The one with even more excitement…

So, when I last posted on here, I was busy setting up a Situation Room at work, bustling about supporting our team with the Typhoon Haiyan response in The Philippines. Since then, a lot happened very fast.

My colleague P was already out in Manila, and the scale of the disaster rapidly became apparent in the media, so we were all hands on deck.

There were all sorts of dramas – things like the media reporting that it had been 6 days and no aid had come through, people were starving etc. What they don’t mention of course is that all the roads were blocked, and a second tropical storm came through, leaving the airport underwater, and the seas were too rough for a lot of boats to come in, so naturally it’s incredibly hard to get any aid in anywhere! But that’s not quite as interesting as a headline…

Anyhoo, rest assured we were all working as hard as we could, and on Thursday night P emailed me to say that she thought they might need me over there too. So on Friday morning, I got up early, checked my email, and found that sure enough, I had been approved to go, with instructions to get on a plane as soon as possible.

I spent the whole of Friday 15th bustling about at work filling in HR forms, medical forms, insurance forms, and writing up some handover notes so they could backfill my post while I was on secondment, and after getting poked, prodded and vaccinated, I was deemed fit to travel and booked onto a flight for Saturday morning.

My lovely flatmate agreed to look after the cats for me, and I packed my bags, made some hasty phone calls, and headed off to Heathrow. The flight was fine – Singapore Airlines is always excellent, although some particularly sadistic parents of small children apparently thought that a whistle and recorder were sensible toys to give a 5-year old on a 13-hour flight….

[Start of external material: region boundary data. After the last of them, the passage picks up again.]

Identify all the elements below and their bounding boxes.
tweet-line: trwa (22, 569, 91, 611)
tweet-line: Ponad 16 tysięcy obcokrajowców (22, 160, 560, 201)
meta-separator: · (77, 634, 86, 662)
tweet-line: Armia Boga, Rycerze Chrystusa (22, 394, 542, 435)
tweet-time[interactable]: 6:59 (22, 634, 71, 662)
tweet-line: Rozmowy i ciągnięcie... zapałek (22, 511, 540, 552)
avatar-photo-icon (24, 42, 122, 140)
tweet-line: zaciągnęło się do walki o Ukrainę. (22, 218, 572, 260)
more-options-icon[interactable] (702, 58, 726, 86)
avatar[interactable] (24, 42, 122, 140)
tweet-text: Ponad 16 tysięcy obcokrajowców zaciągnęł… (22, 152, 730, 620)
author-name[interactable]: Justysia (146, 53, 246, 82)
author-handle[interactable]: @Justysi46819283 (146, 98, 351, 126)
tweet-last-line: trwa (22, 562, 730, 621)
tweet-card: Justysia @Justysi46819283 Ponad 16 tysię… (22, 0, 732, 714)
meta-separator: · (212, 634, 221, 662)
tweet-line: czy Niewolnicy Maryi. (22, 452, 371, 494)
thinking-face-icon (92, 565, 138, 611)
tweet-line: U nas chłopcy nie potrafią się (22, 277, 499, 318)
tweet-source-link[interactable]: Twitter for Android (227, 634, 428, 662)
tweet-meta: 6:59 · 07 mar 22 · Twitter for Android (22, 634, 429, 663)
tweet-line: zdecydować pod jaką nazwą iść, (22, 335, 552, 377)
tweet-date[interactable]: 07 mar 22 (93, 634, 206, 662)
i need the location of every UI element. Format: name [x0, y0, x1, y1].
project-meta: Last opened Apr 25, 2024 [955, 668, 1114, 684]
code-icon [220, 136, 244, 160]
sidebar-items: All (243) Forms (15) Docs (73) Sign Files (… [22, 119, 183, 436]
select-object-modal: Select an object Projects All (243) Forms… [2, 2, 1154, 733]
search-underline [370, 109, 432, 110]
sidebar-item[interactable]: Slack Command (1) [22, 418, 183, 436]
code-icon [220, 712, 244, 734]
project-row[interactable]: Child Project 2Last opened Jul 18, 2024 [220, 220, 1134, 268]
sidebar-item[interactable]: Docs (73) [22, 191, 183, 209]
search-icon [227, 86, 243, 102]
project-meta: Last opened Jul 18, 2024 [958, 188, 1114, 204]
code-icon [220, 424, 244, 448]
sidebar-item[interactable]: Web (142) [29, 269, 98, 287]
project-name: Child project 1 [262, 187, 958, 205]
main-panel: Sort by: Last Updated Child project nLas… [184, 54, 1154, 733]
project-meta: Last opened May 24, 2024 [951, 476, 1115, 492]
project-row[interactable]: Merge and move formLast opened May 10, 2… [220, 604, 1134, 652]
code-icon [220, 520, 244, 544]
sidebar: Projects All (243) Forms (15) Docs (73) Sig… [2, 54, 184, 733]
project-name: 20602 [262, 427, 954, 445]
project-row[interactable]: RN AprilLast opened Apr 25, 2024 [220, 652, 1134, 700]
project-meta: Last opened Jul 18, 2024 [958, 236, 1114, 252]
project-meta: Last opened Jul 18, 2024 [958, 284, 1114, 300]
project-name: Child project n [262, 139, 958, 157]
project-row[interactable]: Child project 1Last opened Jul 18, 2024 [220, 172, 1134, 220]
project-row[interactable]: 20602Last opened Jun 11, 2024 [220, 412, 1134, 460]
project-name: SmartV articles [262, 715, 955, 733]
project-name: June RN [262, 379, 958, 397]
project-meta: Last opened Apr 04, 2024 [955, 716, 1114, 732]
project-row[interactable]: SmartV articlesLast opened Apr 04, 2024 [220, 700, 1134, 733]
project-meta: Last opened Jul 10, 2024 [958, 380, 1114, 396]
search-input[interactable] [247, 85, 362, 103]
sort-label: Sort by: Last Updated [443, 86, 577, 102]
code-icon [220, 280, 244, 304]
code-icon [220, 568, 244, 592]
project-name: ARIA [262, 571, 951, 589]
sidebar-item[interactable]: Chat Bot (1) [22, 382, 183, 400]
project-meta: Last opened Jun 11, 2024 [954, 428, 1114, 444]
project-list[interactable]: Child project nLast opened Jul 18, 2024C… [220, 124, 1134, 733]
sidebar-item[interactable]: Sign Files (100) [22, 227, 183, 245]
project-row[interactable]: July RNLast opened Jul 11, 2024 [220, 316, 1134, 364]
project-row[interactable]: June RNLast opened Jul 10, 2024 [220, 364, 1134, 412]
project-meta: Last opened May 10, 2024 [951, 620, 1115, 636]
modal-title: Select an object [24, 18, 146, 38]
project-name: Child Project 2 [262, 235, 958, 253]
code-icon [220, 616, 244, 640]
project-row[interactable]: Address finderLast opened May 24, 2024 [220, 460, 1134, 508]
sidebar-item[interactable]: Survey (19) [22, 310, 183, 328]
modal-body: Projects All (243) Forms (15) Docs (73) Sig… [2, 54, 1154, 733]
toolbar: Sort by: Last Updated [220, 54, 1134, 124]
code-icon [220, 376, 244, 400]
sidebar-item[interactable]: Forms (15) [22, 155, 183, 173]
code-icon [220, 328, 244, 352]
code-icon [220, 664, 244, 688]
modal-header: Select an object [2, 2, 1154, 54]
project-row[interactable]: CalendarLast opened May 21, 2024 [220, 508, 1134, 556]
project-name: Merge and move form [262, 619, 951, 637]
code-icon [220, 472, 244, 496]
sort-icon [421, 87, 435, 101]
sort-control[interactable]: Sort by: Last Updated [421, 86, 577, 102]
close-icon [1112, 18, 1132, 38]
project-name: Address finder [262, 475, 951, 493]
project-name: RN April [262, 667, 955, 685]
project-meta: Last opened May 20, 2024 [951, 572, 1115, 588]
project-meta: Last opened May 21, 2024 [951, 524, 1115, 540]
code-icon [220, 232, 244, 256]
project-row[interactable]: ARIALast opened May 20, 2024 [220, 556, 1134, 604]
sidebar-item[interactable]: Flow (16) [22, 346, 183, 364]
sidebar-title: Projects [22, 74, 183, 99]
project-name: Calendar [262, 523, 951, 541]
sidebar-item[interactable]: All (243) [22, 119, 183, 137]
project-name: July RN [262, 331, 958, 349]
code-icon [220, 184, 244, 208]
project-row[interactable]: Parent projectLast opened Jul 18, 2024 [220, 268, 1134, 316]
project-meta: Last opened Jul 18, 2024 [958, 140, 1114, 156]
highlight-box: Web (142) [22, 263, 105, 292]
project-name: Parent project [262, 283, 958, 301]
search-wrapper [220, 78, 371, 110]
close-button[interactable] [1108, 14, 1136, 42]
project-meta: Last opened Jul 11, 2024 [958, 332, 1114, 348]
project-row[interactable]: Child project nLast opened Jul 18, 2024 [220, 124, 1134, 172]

I landed in Cebu on Sunday, and went straight to the office, got stuck in, and was told I’d be leaving at 4am Monday morning to conduct an EFSL assessment in Daan Bantayan (the northern tip of Cebu island). So it was all go, and busy busy busy!

4am we loaded up our van and set off in the dark, along with a reporter from Time magazine, who I had to give a quick overview of why we do market assessments instead of just handing out rice willy-nilly. For those of you who don’t know, it’s to do with flooding the market, and depressing the local economy – basically it’s very hard for local rice farmers to make a living if we rock up and start giving it away for free. If people are starving and there’s no food anywhere, then of course giving out food is the best option, but in most cases there are still market traders trying to make a living, so finding other ways to support livelihoods is usually advisable. But you have to assess the market first to see what intervention would be most appropriate.

Anyhow, we spent 2 days in Daan Bantayan talking to local communities, assessing their needs, and trying to understand what would be best for them. Over 90% of the houses had been destroyed, and there were trees down everywhere. It was quite eerie once the sun came up, as it looked like it must be winter – the trees left standing were completely brown and bare, even though everything is lush and green, but it’s because most of the leaves had blown away in the typhoon.

What struck me the most was the overwhelming optimism and resolve of the people to pick themselves up, dust themselves off and carry on. Even 1 week after the typhoon, most people had left the evacuation centres, because they would rather go back and live under a tarpaulin and start clearing away the debris, rebuilding their homes, boats, and clearing their farmland than hang around waiting for aid handouts. Everyone we met was warm and welcoming, smiley and polite, and busy helping each other fix their boats and nets, so that they could start up again. I heard a couple of amazing stories that I’ll post later that really struck me – so many kind and wonderful people in the world, even when they have nothing.